If you are rich you have a number of advantages in a crisis of any sort, global or personal. If you are rich you can diversify your assets away from property and cash - into commodities, stocks, bonds, art, luxury goods, gold and so on. If you are rich you can loose significant percentages, even the majority of your net worth and not worry. This allows you to have liquidity when assets are very cheap, at the bottom, and then you can get those assets! In a crisis there is more bad luck about, poor people are wiped out by a drip of bad luck, rich people need a big dollop, only a few people get a big dollop of bad luck. Only the tail of the distribution of rich people are wiped out, the tail of poor people don't.


Sure, but if you go from a net work of 7 million to a net worth of 3 million, that's a different type of loss than going from a net worth of ~250,000 to a net worth of ~0 because you lost your house and are in debt up to your eyeballs.

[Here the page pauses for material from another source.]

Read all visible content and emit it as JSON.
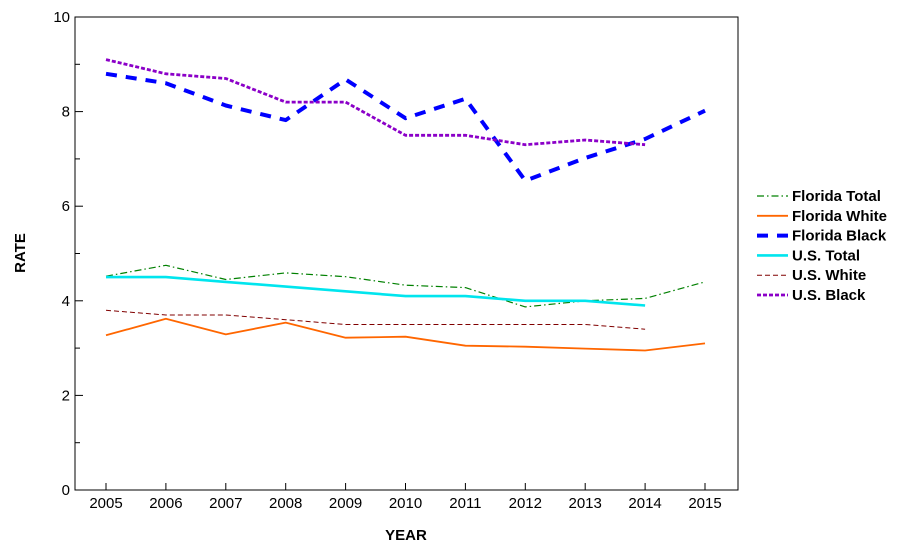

Actual rich people benefit. Highly leveraged “rich” suffer.

I have an acquaintance who is a big landlord. The housing crash was literally the best thing that ever happened to him. He literally bought dozens of properties all of the place because he sits on big piles of cash and has generous credit lines backed by his cash flow.

My guess is that he spent about $10M and netted at least 3x from the 2008 crash.


Depends on their reserves vs active business investments and if stability can be maintained. Recessions are good for people with liquid reserves and sufficiently unaffected supporting ability as they can acquire assets at fire sale prices and then reap profits once recovery comes. It sounds exploitative but serves a useful function as without them the liquidating party would be extra screwed.


Not really. They don't lose their houses, their families aren't at risk of not eating, except in rare cases.


The rich win in either scenario. In the bailout scenario they pocket most of the froth. In the crash scenario hyper-deflation causes cash to increase vastly in real value, allowing the rich to swoop in and buy up everything that isn't nailed down at a massive discount. They then get to ride everything back up as the recovery takes hold and pocket most recovery gains.